With that backdrop, I thought it would be interesting to go back and look at where trade was at when the original deal was signed in 1993 and what has happened to the NAFTA countries – the U.S., Mexico and Canada – since then.
So what was the world like back in the days of NAFTA 1.0?
As the current administration points out, there was a small trade surplus that the U.S. had with Mexico at the time NAFTA was started. In the present day, that small surplus has turned into a deficit to the tune of $64 billion.
On a related note, the dollar-to-peso exchange rate went from 4 at that time to nearly 19 today. That means at constant prices, Mexican goods are much cheaper now.
The situation with Canada is very different. The U.S. and Canada have the second largest trade relationship of any two countries in the world. While Canada typically runs either a small trade surplus or deficit with the U.S., the amounts are actually relatively small when compared to the overall trade between the two countries.
Broadly speaking, imports and exports between the U.S. and Canada have largely evened out in recent years.
A bigger question is: Is the trade deficit we currently run with Mexico truly due to NAFTA? For that we need to look at the value of the Mexican peso.
In theory, the peso would be more likely to strengthen, not weaken, if the U.S. were importing more goods from Mexico. The reason it has weakened recently can be attributed to overall global macroeconomic factors.
For instance, the peso is on investors' radar as an emerging market currency. It tends to be lumped in with Latin America currencies any time there are financial jitters in that region.
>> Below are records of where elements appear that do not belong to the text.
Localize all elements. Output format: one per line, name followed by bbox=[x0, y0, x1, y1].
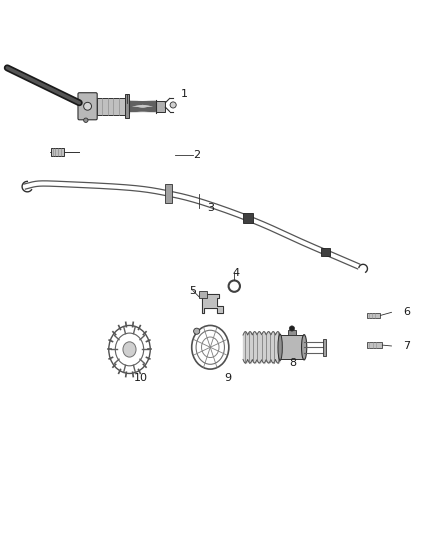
Text: 9: 9 bbox=[224, 373, 231, 383]
Text: 8: 8 bbox=[290, 358, 297, 368]
Bar bbox=[367, 343, 382, 348]
Text: 5: 5 bbox=[189, 286, 196, 295]
Bar bbox=[367, 313, 380, 318]
Bar bbox=[288, 330, 296, 335]
Text: 3: 3 bbox=[207, 203, 214, 213]
Circle shape bbox=[289, 326, 294, 331]
Text: 2: 2 bbox=[194, 150, 201, 160]
Bar bbox=[243, 213, 253, 223]
Text: 6: 6 bbox=[403, 308, 410, 317]
Bar bbox=[323, 338, 326, 356]
Ellipse shape bbox=[278, 334, 283, 360]
Text: 4: 4 bbox=[233, 268, 240, 278]
FancyBboxPatch shape bbox=[78, 93, 97, 120]
Bar bbox=[321, 248, 330, 256]
Bar bbox=[280, 335, 304, 359]
Ellipse shape bbox=[123, 342, 136, 357]
Bar bbox=[51, 148, 64, 157]
Bar bbox=[125, 94, 130, 118]
Circle shape bbox=[84, 102, 92, 110]
Circle shape bbox=[170, 102, 176, 108]
Polygon shape bbox=[201, 294, 223, 313]
Bar bbox=[199, 290, 207, 298]
Circle shape bbox=[84, 118, 88, 123]
Ellipse shape bbox=[301, 335, 307, 360]
Circle shape bbox=[194, 328, 200, 334]
Bar bbox=[97, 98, 125, 115]
Text: 1: 1 bbox=[180, 89, 187, 99]
Bar bbox=[165, 184, 172, 203]
Text: 7: 7 bbox=[403, 341, 410, 351]
Text: 10: 10 bbox=[134, 373, 148, 383]
Bar bbox=[155, 101, 165, 112]
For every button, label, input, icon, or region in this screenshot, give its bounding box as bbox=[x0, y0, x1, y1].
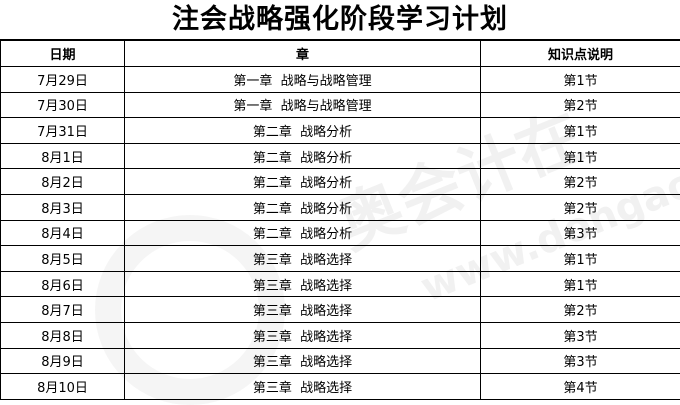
section-cell: 第1节 bbox=[481, 118, 680, 144]
table-row: 8月5日第三章 战略选择第1节 bbox=[1, 246, 680, 272]
header-row: 日期 章 知识点说明 bbox=[1, 40, 680, 67]
chapter-cell: 第三章 战略选择 bbox=[125, 271, 481, 297]
column-header-date: 日期 bbox=[1, 40, 125, 67]
table-row: 8月8日第三章 战略选择第3节 bbox=[1, 322, 680, 348]
date-cell: 8月10日 bbox=[1, 374, 125, 400]
date-cell: 8月8日 bbox=[1, 322, 125, 348]
date-cell: 7月31日 bbox=[1, 118, 125, 144]
chapter-cell: 第三章 战略选择 bbox=[125, 246, 481, 272]
date-cell: 8月1日 bbox=[1, 143, 125, 169]
section-cell: 第2节 bbox=[481, 169, 680, 195]
date-cell: 8月7日 bbox=[1, 297, 125, 323]
chapter-cell: 第三章 战略选择 bbox=[125, 374, 481, 400]
table-row: 7月29日第一章 战略与战略管理第1节 bbox=[1, 67, 680, 93]
section-cell: 第1节 bbox=[481, 271, 680, 297]
date-cell: 8月9日 bbox=[1, 348, 125, 374]
table-row: 8月3日第二章 战略分析第2节 bbox=[1, 194, 680, 220]
date-cell: 7月30日 bbox=[1, 92, 125, 118]
chapter-cell: 第二章 战略分析 bbox=[125, 118, 481, 144]
date-cell: 8月6日 bbox=[1, 271, 125, 297]
date-cell: 8月5日 bbox=[1, 246, 125, 272]
chapter-cell: 第二章 战略分析 bbox=[125, 194, 481, 220]
section-cell: 第4节 bbox=[481, 374, 680, 400]
section-cell: 第1节 bbox=[481, 246, 680, 272]
section-cell: 第3节 bbox=[481, 322, 680, 348]
date-cell: 8月4日 bbox=[1, 220, 125, 246]
section-cell: 第3节 bbox=[481, 348, 680, 374]
chapter-cell: 第三章 战略选择 bbox=[125, 322, 481, 348]
table-row: 7月31日第二章 战略分析第1节 bbox=[1, 118, 680, 144]
section-cell: 第3节 bbox=[481, 220, 680, 246]
table-row: 8月7日第三章 战略选择第2节 bbox=[1, 297, 680, 323]
date-cell: 8月3日 bbox=[1, 194, 125, 220]
date-cell: 7月29日 bbox=[1, 67, 125, 93]
chapter-cell: 第三章 战略选择 bbox=[125, 348, 481, 374]
chapter-cell: 第二章 战略分析 bbox=[125, 169, 481, 195]
table-row: 8月2日第二章 战略分析第2节 bbox=[1, 169, 680, 195]
table-row: 8月4日第二章 战略分析第3节 bbox=[1, 220, 680, 246]
date-cell: 8月2日 bbox=[1, 169, 125, 195]
column-header-section: 知识点说明 bbox=[481, 40, 680, 67]
table-row: 8月10日第三章 战略选择第4节 bbox=[1, 374, 680, 400]
chapter-cell: 第一章 战略与战略管理 bbox=[125, 92, 481, 118]
section-cell: 第2节 bbox=[481, 194, 680, 220]
chapter-cell: 第二章 战略分析 bbox=[125, 220, 481, 246]
section-cell: 第1节 bbox=[481, 143, 680, 169]
table-row: 8月1日第二章 战略分析第1节 bbox=[1, 143, 680, 169]
section-cell: 第2节 bbox=[481, 92, 680, 118]
chapter-cell: 第三章 战略选择 bbox=[125, 297, 481, 323]
section-cell: 第1节 bbox=[481, 67, 680, 93]
table-row: 7月30日第一章 战略与战略管理第2节 bbox=[1, 92, 680, 118]
section-cell: 第2节 bbox=[481, 297, 680, 323]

Also, the strong preference for U.S. assets after the Great Recession of 2008 boosted the dollar in general against most currencies.
My View: The U.S. trade deficit with Mexico is not primarily due to NAFTA. However, the idea that it is has been heavily influencing the current NAFTA re-negotiations. As a result, that process is not going well. I would advise a more careful and prudent approach going forward.